Managing your batch job

Once you have submitted your job(s) to the queue, you have various ways of checking in on the status of your jobs including e-mail notification of job completion and command line access to both your jobs status and the current state of the cluster.

Managing Job Status

You can monitor progress of your batch processing using the condor_status and condor_q commands. This section describes how to check the status of your processes at any time, and how to remove a process from the Condor queue.

After you submit a cluster for processing, you can check the status of the Condor pool machines and verify that machines are available on which your jobs can execute.

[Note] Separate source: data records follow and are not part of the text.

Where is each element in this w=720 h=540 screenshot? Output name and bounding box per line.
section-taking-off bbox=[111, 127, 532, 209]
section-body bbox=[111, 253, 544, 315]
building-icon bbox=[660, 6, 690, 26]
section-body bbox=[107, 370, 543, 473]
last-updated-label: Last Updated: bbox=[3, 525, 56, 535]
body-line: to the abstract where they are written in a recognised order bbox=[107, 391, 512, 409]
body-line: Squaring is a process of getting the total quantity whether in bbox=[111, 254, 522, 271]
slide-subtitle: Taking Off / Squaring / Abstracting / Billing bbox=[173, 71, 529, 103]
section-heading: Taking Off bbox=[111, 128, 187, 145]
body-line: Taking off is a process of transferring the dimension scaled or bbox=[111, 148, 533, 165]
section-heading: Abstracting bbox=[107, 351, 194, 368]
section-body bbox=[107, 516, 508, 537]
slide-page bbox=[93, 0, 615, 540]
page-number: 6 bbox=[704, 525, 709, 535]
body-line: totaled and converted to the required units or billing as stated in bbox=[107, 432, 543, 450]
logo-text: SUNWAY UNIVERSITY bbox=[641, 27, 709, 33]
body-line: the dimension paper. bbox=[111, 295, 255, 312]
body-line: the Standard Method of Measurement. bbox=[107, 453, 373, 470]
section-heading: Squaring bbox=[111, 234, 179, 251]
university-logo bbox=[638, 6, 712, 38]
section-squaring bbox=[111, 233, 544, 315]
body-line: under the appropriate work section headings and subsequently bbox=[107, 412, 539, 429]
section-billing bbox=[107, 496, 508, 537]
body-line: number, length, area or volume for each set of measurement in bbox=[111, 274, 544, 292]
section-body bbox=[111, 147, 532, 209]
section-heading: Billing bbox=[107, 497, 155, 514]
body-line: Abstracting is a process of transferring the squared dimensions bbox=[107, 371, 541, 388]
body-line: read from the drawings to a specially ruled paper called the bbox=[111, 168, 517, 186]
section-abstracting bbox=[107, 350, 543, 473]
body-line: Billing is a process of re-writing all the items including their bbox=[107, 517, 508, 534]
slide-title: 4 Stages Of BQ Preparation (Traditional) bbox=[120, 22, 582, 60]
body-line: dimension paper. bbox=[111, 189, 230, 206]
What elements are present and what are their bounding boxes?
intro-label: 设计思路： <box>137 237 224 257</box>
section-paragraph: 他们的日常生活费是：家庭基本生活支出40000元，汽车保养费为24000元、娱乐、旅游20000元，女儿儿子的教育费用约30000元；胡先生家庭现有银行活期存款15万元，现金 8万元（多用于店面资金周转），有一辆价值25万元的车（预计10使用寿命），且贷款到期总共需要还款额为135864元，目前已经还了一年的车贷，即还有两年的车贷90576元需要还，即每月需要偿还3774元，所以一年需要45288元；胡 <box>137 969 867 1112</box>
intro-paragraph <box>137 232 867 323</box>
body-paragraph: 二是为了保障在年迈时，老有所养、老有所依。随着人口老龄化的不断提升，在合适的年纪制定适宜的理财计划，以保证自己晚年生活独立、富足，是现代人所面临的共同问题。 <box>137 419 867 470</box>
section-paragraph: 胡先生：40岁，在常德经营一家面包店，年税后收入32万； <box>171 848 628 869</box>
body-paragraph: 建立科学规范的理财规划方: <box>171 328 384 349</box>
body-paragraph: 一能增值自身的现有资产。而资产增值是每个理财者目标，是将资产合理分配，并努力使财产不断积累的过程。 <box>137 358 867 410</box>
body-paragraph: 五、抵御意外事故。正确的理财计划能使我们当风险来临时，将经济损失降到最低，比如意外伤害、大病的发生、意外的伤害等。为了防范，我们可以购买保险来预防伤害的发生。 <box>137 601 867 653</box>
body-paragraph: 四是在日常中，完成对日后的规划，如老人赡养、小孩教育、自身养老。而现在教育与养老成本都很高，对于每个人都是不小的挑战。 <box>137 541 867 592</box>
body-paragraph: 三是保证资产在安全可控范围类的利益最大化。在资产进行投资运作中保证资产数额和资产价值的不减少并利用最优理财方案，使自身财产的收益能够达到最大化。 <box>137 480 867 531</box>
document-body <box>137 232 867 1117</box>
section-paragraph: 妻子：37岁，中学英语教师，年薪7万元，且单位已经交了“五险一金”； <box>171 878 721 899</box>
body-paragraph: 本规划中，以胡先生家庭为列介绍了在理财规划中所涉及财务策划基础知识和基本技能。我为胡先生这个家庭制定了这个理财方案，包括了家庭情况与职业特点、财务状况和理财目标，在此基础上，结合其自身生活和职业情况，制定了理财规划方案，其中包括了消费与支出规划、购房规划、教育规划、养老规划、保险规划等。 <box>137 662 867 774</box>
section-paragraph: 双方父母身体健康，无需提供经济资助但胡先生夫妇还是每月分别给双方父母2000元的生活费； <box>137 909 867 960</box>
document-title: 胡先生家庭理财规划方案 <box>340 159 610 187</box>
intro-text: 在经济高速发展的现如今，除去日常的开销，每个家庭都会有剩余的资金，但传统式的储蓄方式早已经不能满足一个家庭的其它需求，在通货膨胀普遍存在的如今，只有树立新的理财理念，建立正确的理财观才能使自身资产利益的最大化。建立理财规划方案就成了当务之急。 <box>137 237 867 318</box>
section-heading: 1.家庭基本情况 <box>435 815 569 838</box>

To check the status of the Condor pool, type the command condor_status. This command returns information about the pool resources. Output lists the number of virtual machines (VMs) available in the pool and whether they are in use. If there are no idle VMs, your batch processing is queued when it is submitted.

For example:

> condor_status

Name OpSys Arch State ActivityLoadAvMemActvtyTime LINUX X86_64Claimed Busy 1.060 19750+17:43:50 LINUX X86_64 Claimed Busy 1.060 1975 0+17:43:48 LINUX X86_64 Claimed Busy 1.000 1975 0+17:44:43 LINUX X86_64 Claimed Busy 1.000 1975 0+17:44:36 LINUX X86_64 UnclaimedIdle 0.010 1975 0+00:03:57 LINUX X86_64 Unclaimed Idle 0.000 1975 0+00:00:04 LINUX X86_64 Unclaimed Idle 0.000 1975 0+00:00:04

Total Owner Claimed Unclaimed Matched Preempting Backfill

X86_64/LINUX 7 0 4 3 0 0 0
Total 7 0 4 3 0 0 0

To check the cumulative use of resources within in the Condor pool, include the option -submitterwith the command condor_status. This command returns information about each user in the Condor pool. Output lists the user's name, machine in use, and current number of jobs per machine. Use this command to help determine how many resources Condor has available to run your jobs. An example is shown here:

condor_status -submitter

Name Machine Running IdleJobs HeldJobs

mkellerm@hmdc.harvar w4.hmdc.ha 2 0 0
jgreiner@hmdc.harvar x1.hmdc.ha 9 0 0
jgreiner@hmdc.harvar x3.hmdc.ha 40 0 0
kquinn@hmdc.harvard. x5.hmdc.ha 32 0 0

RunningJobs IdleJobs HeldJobs

jgreiner@hmdc.harvar 49 0 0
kquinn@hmdc.harvard. 32 0 0
mkellerm@hmdc.harvar 2 0 0

Total 83 0 0

Removing your job

To remove a process from the queue, type the command condor_rm <cluster ID>.<process ID>. For example:

> condor_rm 9.9
Job 9.9 marked for removal

To find a list of your jobs type:

condor_q <username>

To remove all jobs affiliated with a cluster, type the command condor_rm <cluster ID>. For example, the command condor_rm 4 removes all jobs assigned to cluster 4.

To remove all of your clusters' jobs from the Condor queue, type condor_rm -a. For example:

> condor_rm -a
All jobs marked for removal.

Jobs must be deleted from the host they were submitted from.